Une étude surprenante révèle que l’huile d’olive favoriserait la prise de poids

Image d'illustration. Différentes huiles d'olive. ADN
Longtemps plébiscité pour ses bienfaits sur la santé, l’huile d’olive se retrouve aujourd’hui au cœur d’une polémique scientifique : une étude récente révèle qu’elle pourrait favoriser la prise de poids et accroître les risques d’obésité.
Tl;dr
- Nouvelle étude : l’huile d’olive liée à l’obésité.
- L’acide oléique favorise la création de cellules graisseuses.
- Varier les sources de matières grasses est recommandé.
Huile d’olive : le revers surprenant d’une icône santé
Longtemps considérée comme un allié indispensable pour une alimentation saine, l’huile d’olive se retrouve aujourd’hui sous le feu des projecteurs scientifiques. Plébiscitée dans plus de 50% des foyers américains, selon la North American Olive Oil Association, cette star des cuisines doit sa réputation à ses propriétés anti-inflammatoires, hépato- et néphroprotectrices ou encore à ses effets bénéfiques sur le système nerveux, autant d’atouts documentés dans la National Library of Medicine. Pourtant, une récente publication vient remettre en cause ce statut quasi intouchable.

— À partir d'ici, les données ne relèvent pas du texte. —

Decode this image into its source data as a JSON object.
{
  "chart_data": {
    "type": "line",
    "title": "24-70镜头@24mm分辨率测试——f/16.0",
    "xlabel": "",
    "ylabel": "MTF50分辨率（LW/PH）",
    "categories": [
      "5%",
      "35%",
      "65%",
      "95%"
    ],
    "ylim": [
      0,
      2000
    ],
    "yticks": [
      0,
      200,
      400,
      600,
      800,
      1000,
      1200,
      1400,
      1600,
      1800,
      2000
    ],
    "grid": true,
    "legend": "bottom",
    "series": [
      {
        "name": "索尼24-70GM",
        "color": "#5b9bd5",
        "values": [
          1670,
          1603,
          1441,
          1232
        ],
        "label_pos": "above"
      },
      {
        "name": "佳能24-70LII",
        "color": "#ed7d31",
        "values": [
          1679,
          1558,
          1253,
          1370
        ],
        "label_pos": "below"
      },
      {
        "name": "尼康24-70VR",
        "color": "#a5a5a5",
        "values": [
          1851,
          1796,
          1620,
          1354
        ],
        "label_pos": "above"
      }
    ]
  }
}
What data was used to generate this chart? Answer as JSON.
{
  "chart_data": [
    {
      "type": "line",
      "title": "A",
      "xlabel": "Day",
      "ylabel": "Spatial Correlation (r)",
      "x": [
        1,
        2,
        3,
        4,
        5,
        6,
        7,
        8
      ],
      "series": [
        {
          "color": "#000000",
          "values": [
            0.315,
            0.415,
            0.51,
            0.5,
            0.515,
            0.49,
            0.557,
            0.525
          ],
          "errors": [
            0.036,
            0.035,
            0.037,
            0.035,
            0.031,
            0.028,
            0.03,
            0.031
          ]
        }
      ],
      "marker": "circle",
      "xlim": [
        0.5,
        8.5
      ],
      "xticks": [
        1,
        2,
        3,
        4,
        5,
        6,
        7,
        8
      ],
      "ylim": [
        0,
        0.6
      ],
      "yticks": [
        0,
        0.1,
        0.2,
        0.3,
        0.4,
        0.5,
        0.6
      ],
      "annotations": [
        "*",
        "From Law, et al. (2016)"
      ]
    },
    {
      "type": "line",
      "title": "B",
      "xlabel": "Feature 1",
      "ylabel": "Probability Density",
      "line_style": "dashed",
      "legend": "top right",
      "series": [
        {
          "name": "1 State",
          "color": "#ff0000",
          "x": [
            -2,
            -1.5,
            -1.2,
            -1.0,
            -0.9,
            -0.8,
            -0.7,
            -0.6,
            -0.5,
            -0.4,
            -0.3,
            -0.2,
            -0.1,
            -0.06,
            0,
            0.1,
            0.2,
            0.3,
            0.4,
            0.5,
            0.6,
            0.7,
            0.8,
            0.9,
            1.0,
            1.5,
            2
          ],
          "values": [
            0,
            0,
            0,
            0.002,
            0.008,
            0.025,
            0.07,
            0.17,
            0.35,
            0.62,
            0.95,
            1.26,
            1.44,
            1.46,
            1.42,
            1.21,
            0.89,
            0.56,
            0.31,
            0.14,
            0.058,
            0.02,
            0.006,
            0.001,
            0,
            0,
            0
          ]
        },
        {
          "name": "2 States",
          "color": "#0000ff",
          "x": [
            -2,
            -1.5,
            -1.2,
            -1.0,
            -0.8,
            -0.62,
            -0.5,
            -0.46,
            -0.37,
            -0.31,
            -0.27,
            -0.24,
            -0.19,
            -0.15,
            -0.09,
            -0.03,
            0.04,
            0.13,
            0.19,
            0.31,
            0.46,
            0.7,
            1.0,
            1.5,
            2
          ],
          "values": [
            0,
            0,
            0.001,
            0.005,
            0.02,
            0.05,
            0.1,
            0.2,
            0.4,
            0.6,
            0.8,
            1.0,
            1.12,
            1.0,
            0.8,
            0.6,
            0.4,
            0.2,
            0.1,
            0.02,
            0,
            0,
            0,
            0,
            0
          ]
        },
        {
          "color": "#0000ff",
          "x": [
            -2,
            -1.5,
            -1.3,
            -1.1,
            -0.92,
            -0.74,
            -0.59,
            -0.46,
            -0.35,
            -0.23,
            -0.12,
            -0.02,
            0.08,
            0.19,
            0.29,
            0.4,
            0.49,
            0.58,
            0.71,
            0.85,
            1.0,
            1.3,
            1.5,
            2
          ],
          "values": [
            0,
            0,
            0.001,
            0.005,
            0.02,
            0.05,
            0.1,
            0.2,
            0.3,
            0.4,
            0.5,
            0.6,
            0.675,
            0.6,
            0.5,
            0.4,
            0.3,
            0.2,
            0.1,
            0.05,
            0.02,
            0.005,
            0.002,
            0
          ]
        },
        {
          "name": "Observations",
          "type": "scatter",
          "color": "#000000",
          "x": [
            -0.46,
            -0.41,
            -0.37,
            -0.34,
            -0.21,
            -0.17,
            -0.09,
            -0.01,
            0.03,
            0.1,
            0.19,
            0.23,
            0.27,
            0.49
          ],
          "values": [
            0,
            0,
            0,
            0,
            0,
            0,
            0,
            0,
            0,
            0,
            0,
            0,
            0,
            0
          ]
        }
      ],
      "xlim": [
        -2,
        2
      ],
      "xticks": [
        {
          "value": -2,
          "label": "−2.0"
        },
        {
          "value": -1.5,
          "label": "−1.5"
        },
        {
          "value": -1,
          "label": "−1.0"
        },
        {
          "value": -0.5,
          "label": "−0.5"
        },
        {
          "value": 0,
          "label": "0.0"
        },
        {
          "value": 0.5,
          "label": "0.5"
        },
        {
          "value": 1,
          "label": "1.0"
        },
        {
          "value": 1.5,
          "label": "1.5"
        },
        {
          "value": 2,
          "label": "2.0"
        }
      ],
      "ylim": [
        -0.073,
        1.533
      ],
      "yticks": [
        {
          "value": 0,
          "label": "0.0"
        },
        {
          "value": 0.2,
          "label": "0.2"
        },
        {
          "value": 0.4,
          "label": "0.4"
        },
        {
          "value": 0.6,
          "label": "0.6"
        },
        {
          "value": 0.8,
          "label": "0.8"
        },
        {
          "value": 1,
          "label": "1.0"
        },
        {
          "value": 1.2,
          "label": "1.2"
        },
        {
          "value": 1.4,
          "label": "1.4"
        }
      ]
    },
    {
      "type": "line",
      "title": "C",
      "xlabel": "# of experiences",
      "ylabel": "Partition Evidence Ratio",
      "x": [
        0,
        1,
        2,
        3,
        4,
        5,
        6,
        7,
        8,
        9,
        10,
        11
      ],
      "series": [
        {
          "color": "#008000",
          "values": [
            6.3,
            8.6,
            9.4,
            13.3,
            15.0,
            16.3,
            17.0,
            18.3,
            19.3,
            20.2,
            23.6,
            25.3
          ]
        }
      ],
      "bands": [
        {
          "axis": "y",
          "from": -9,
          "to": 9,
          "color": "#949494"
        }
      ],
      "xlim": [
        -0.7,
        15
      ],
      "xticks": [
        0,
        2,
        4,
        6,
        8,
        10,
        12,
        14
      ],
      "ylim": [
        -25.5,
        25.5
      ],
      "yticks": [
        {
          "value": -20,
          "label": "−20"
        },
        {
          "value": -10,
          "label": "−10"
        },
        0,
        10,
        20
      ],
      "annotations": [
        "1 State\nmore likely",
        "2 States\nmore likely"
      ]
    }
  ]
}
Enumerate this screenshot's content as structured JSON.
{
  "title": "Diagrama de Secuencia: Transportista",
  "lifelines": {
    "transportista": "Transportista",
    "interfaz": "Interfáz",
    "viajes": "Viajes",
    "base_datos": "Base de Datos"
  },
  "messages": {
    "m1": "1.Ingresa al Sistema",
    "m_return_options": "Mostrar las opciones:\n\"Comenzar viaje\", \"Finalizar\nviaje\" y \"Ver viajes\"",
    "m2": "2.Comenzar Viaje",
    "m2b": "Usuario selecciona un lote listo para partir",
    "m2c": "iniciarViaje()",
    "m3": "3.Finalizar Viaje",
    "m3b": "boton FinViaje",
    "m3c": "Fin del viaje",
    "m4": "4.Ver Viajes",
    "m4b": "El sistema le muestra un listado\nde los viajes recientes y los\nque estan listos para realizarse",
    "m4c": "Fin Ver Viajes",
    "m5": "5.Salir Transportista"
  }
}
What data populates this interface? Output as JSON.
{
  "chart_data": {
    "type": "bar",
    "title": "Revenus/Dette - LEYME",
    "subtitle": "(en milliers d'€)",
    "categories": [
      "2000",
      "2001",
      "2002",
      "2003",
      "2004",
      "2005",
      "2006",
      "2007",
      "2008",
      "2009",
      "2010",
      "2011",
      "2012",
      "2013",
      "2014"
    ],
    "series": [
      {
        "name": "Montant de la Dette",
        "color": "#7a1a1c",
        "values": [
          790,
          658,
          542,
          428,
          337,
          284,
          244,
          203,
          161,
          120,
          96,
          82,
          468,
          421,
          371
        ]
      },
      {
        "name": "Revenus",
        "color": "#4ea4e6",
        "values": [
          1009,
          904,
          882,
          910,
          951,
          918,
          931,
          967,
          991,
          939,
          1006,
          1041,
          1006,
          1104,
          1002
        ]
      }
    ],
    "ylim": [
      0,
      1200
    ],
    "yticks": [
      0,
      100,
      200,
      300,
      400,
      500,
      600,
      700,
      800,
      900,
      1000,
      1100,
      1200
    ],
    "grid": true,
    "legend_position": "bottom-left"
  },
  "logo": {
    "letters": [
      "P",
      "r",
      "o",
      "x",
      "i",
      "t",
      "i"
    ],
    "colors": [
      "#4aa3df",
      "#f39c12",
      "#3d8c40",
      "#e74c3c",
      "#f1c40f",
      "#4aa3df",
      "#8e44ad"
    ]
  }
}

Une étude qui fait vaciller les certitudes
Sous l’impulsion du Dr Michael Rudolph, professeur adjoint en biochimie et physiologie à l’University of Oklahoma College of Medicine, une équipe pluridisciplinaire a voulu vérifier si la nature des graisses consommées influençait réellement la prise de poids – au-delà de la simple quantité ingérée. La recherche, parue dans la revue Cell Reports, révèle que l’acide oléique, principal acide gras mono-insaturé de l’huile d’olive, n’est pas aussi neutre qu’on le croyait.
L’acide oléique pointé du doigt
En nourrissant des souris avec différentes graisses (coco, arachide, lait, saindoux ou soja), seuls ceux recevant un régime riche en acide oléique ont vu leurs précurseurs cellulaires se transformer massivement en cellules graisseuses. « Vous pouvez imaginer ces cellules comme une armée : plus on leur fournit d’acide oléique, plus on augmente le nombre de soldats prêts à stocker les nutriments excédentaires », explique Rudolph. Résultat : un excès chronique favorise l’apparition de l’obésité et augmente le risque de maladies cardiovasculaires ou diabète.
Matières grasses : modération et diversité au menu
Face à ces conclusions nuancées, le chercheur recommande une approche équilibrée :
- Limiter les apports chroniques élevés en acide oléique
- Mixer différentes sources de lipides
- Surveiller ses facteurs de risque cardiovasculaires individuels
Loin d’inciter à bannir l’huile d’olive, ces résultats appellent surtout à la vigilance face aux excès et rappellent qu’en nutrition, même les icônes doivent parfois être réinterrogées.